Highcross Shopping Centre, Leicester
Partners at Savills were appointed receivers to the 1.1M SF Highcross shopping centre in Leicester in March. Japan’s Norinchukin Bank bought 50% of the centre from Hammerson alongside M&G using a £162M loan from German bank Helaba in 2018. But Helaba ultimately called in the receivers.
Hammerson’s stake in the centre had a loan from NatWest secured against it, which was bought last year by hedge fund Attestor as part of a wider loan portfolio sale. Attestor also bought out Helaba this summer and is now the full owner of the scheme.

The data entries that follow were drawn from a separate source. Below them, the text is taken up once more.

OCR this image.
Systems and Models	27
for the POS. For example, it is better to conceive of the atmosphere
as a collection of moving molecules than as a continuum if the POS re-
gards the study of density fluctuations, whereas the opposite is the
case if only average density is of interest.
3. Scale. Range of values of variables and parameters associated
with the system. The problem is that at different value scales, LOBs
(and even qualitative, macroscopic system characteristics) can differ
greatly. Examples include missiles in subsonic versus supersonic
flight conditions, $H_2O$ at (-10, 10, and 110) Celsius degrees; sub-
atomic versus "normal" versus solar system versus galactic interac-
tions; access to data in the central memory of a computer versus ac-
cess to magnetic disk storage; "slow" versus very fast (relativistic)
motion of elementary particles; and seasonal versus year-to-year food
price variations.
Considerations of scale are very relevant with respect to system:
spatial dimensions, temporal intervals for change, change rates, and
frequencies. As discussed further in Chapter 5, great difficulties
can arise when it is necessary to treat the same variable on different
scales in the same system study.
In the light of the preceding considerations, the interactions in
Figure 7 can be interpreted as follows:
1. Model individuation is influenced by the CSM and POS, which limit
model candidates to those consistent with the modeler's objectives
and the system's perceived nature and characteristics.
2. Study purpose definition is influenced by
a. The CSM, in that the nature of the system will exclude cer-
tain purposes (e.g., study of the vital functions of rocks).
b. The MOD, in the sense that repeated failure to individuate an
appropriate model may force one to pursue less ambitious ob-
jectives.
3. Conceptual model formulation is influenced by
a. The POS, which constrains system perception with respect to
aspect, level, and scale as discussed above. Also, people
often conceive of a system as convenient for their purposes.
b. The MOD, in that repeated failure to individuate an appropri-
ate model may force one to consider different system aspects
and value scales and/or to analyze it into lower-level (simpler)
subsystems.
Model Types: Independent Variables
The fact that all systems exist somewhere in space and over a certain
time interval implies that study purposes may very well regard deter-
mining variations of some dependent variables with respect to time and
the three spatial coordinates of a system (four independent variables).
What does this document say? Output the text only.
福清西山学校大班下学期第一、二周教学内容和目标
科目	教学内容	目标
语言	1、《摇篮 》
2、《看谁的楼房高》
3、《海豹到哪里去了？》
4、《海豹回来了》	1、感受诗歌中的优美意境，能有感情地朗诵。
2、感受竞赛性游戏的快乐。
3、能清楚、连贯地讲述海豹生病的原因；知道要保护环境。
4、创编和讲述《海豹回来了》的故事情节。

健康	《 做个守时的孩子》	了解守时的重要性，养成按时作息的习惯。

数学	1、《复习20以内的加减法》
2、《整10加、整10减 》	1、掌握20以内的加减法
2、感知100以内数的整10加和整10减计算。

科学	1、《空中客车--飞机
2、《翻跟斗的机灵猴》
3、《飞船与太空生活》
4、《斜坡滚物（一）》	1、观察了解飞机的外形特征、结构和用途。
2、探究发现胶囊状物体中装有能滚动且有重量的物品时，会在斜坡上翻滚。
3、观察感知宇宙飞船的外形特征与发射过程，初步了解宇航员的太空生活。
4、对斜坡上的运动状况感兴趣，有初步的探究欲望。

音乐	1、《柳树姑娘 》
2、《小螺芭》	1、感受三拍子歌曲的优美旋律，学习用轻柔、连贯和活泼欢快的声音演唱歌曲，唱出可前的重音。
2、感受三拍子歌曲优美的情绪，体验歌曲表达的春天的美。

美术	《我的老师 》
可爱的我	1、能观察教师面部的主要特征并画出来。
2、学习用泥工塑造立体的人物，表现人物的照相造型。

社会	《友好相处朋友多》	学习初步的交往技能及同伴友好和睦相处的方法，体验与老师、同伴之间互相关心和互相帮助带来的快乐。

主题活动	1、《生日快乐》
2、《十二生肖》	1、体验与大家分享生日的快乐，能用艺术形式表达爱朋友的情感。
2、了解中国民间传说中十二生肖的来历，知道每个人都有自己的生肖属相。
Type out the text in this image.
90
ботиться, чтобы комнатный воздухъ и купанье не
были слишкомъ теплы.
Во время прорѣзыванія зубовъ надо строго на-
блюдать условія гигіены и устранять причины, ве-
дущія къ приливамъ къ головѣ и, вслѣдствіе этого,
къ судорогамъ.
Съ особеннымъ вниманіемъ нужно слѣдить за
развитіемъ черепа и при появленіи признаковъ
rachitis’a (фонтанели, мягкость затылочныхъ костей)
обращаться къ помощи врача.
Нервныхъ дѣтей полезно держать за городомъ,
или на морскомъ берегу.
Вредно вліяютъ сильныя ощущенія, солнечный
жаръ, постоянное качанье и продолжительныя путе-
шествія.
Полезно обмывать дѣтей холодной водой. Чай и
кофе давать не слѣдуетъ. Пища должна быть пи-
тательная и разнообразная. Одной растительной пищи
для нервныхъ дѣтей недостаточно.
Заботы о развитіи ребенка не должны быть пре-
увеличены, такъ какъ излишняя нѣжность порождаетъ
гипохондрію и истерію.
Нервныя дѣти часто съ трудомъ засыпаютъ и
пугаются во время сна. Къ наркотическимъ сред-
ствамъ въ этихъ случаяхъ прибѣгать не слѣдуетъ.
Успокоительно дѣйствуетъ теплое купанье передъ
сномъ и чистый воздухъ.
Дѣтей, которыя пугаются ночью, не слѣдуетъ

Attestor has appointed Ellandi as asset manager, and attention will now turn to whether it progresses with a proposed 332-apartment build-to-rent scheme at Highcross for which Hammerson had secured planning consent. Packaged Living was the development partner on that scheme.
The Collective Old Oak Common, North West London
The 546-room scheme in Old Oak Common formerly owned by collapsed co-living firm The Collective highlights the difficulty of selling assets out of insolvency proceedings. The company went into administration two years ago and the building is 95% occupied, but it still remains unsold and in the hands of lenders, including Deutsche Bank and Gravis Capital.
The lenders had hoped to float a co-living REIT in early 2022 that would have bundled together all of The Collective’s assets and sold them into the public market. That plan was scuppered by the volatility created in financial markets by Russia’s invasion of Ukraine. While The Collective’s Canary Wharf outpost was bought by Crosstree for more than £180M earlier this year, Old Oak Common remains unsold.
In the prospectus for the proposed initial public offering, the building was valued at £118M. But in a half-year report for Gravis, which provided a loan to The Collective, the company said the value of that loan had been written down and that a sale of Old Oak Common had been delayed. The write-down was partly caused by the cost of fixing cladding issues, the report said.
Royal Albert Docks, East London
The 700K SF first stage of giant east London office scheme Royal Albert Dock went into liquidation and administration in July last year after loans totalling more than £80M taken out by Chinese developer ABP were not repaid. That first 21-building phase cost nearly £300M to build.
Investor DPK reached an agreement with liquidator PwC to buy the first phase early this year, entering a deal to buy a company that owned the scheme’s underground heating systems. But U.S. hedge fund Baupost is suing DPK for £158M, saying the pair had an exclusivity agreement to buy the scheme. DPK is defending the claim, saying no such agreement existed.